JAKARTA, DISWAY.ID -- Badan Penyelenggara Jaminan Produk Halal Kementerian Agama (BPJPH) ungkapkan tidak ada perbedaan kriteria produk yang bisa mendapatkan sertifikat halal melalui self declare dan reguler oleh Majelis Ulama Indonesia (MUI).
Demikian menanggapi ramainya pembicaraan mengenai makanan dengan nama "beer", "wine", "tuak", hingga "tuyul" yang mendapatkan sertifikat halal.
Padahal menurut Fatwa MUI Nomor 44 Tahun 2020, terdapat ketentuan yang produk halal tidak boleh bertentangan dengan syariat Islam atau bertentangan dengan etika dan kepatutan yang berlaku di masyarakat.
BACA JUGA:LPPOM MUI Buka Suara Atas 32 Produk Halal Wine dan Beer: Salah Ketik, Harusnya Beef
Imbas hal ini, muncul narasi bahwa mekanisme pendaftaran produk halal terbaru melalui self declare menjadi penyebab lolosnya kata-kata tersebut.
Untuk diketahui, ketetapan halal produk melalui jalur self-declare tidak melalui Komisi Fatwa MUI, tetapi Komite Fatwa Produk Halal (KFPH).
"Nggak ada perbedaan, karena kedua komite itu mengacu kepada standar yang sama.
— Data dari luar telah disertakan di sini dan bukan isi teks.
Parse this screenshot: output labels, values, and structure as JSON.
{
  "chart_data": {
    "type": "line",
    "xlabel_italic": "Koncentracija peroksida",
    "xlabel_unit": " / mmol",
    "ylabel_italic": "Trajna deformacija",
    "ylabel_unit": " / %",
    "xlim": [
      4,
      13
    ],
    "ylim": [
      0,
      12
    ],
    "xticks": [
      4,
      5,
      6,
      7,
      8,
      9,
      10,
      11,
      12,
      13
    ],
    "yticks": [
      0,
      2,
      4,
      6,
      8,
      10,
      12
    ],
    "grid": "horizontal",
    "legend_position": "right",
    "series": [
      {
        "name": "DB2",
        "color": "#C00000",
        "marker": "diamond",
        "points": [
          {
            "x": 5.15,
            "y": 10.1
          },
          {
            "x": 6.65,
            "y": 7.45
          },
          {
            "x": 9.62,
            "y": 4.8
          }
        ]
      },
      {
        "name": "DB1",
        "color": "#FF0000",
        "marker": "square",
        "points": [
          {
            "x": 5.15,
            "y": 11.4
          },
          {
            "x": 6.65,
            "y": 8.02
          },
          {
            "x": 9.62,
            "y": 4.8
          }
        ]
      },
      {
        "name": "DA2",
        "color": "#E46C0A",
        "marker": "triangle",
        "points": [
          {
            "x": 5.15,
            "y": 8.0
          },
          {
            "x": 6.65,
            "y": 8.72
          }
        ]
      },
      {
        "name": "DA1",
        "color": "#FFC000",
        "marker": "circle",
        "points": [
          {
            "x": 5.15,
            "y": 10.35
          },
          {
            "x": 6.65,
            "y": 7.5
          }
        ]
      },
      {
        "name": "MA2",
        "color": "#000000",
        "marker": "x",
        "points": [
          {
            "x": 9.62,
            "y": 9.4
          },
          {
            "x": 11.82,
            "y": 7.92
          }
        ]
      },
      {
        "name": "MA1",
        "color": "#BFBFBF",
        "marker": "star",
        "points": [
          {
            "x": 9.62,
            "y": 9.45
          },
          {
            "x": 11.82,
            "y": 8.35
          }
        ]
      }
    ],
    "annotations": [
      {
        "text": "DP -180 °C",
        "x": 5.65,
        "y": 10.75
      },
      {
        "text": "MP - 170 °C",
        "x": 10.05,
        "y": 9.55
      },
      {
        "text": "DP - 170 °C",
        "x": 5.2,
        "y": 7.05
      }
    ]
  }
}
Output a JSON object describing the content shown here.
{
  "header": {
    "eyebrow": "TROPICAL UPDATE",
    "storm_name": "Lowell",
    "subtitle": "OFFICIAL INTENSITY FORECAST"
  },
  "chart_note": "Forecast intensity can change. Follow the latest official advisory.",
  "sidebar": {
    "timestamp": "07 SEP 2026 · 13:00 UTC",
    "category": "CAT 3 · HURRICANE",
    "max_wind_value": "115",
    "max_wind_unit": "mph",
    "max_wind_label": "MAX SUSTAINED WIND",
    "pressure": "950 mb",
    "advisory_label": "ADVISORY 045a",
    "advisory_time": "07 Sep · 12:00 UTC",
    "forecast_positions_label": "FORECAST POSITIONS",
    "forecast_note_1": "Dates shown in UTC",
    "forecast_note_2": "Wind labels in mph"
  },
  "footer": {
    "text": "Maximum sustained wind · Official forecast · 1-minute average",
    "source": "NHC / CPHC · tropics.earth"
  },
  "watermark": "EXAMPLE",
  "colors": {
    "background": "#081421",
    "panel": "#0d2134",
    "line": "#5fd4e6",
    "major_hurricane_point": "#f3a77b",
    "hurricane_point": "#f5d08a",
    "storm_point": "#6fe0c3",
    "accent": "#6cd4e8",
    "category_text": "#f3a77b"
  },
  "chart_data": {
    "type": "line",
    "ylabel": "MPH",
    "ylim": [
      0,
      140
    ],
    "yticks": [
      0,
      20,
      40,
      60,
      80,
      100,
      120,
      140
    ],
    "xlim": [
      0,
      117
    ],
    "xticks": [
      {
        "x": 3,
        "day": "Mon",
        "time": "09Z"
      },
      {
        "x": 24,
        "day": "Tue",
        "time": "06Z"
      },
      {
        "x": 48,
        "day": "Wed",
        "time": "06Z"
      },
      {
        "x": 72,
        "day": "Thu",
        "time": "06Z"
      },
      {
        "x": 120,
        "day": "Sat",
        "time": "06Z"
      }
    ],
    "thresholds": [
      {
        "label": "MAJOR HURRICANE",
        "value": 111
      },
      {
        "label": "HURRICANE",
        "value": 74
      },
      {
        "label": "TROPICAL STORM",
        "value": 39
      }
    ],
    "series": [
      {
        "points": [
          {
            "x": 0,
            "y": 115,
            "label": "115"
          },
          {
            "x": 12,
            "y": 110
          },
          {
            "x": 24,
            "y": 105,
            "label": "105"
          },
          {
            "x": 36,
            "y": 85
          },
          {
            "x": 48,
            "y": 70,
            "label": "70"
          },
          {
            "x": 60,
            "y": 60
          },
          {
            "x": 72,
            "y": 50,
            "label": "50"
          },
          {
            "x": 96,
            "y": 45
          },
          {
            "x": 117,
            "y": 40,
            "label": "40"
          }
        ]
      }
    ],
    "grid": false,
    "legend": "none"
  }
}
Di antara standar itu ada SNI 99004:2021 dan ada Fatwa MUI Nomor 44 Tahun 2020. Itu yang menjadi standar untuk mereka melakukan sidang-sidang untuk memutuskan kehalalan sebuah produk," tegas Kepala BPJPH Kemenag M Aqil Irham ketika ditemui Disway di Jakarta, 3 Oktober 2024.
Dalam Fatwa MUI tersebut memang diatur mengenai penamaan produk, namun bukan substansi terkait zat dan proses pembuatannya.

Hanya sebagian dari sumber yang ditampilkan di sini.